The performers picked three of the best for the Local Sketch show, one of the events kicking off the Comedy Festival on its opening night tonight. Special Day, about a wedding day gone awry, is by Jessica Chase, from another Theatre 99 group, Mary Kay Has a Posse. Stormtroopers concerns a pair of the white-helmeted Star Wars minions bitching about the Death Star with New York accents and attitudes; The Bicycle is the story of a boy, his stolen bike, and a bunch of fake ballet dance moves.

“We’ll hopefully end on that one,” says Cooper, who always likes to set the audience up with comedy and knock ’em down with a Broadway-style number. “We like to end all our shows with a musical kind of act.” Caleb Usry, Dana Mitchell, John Brennan, Matt Perry, and Sean Sullivan will all step in.

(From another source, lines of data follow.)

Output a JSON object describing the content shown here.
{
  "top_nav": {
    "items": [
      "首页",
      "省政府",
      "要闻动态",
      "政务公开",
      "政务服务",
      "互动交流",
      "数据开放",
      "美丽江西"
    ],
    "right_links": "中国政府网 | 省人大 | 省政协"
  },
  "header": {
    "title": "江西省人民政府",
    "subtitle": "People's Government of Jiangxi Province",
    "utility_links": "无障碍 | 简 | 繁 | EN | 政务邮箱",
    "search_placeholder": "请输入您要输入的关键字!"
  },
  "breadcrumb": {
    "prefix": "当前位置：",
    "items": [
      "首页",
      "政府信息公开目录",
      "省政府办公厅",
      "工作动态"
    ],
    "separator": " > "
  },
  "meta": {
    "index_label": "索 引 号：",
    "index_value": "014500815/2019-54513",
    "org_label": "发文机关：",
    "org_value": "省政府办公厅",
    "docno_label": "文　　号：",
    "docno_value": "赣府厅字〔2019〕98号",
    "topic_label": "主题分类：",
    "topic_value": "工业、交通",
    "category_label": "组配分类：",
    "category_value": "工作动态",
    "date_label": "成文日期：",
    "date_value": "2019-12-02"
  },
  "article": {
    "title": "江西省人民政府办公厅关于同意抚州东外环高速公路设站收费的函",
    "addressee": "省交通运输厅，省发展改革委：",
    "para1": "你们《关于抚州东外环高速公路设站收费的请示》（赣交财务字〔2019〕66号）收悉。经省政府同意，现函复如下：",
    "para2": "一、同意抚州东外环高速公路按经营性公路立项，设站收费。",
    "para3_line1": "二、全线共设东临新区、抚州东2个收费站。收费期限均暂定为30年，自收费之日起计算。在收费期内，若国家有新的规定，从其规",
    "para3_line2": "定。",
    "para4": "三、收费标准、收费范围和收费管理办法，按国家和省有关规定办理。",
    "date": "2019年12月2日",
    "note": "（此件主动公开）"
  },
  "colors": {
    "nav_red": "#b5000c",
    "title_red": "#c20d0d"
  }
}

The evening will also include quick skits by Bill Davis, City Paper assistant editor and host of Lite Affair’s Liquid Courage open mic nights. Davis will be joined by actress Andra Watkins, with Sean Sullivan providing commercial-skewering voice overs. His scenes will be short, sharp, and surprisingly civil. “They aren’t even mildly scatological,” says Davis, sounding disappointed. “It’s the cleanest stuff I’ve done, pretty funny and always pretty fast.”

In an effort to prove that the richest comedy comes from the easiest pickins, Davis will poke fun at The Post and Courier, Kwadjo Campbell, Clay Aiken, American consumerism, speed dating, and relationship problems — all in quick-fire sketches that don’t outstay their welcome.

“One of the problems with most sketch shows is that they drag,” says Davis, “they go on for too long or the show takes a while to pick up speed when a new sketch starts. Because we’re alternating, we won’t have that lag between scenes, and our sketches will be short, standard comedy, almost to a whack-out level. The show moves really fast, and if we’re wrong and one sketch ain’t funny, we’ll knock it out and move on to the next one.”

Davis and the folks from The Bottom Line make for a heady combination of gag-fuelled ideas and smart stage moments, so this is one sketch show that definitely won’t drag. Unless of course, an actor appears in drag. And then all bets are off.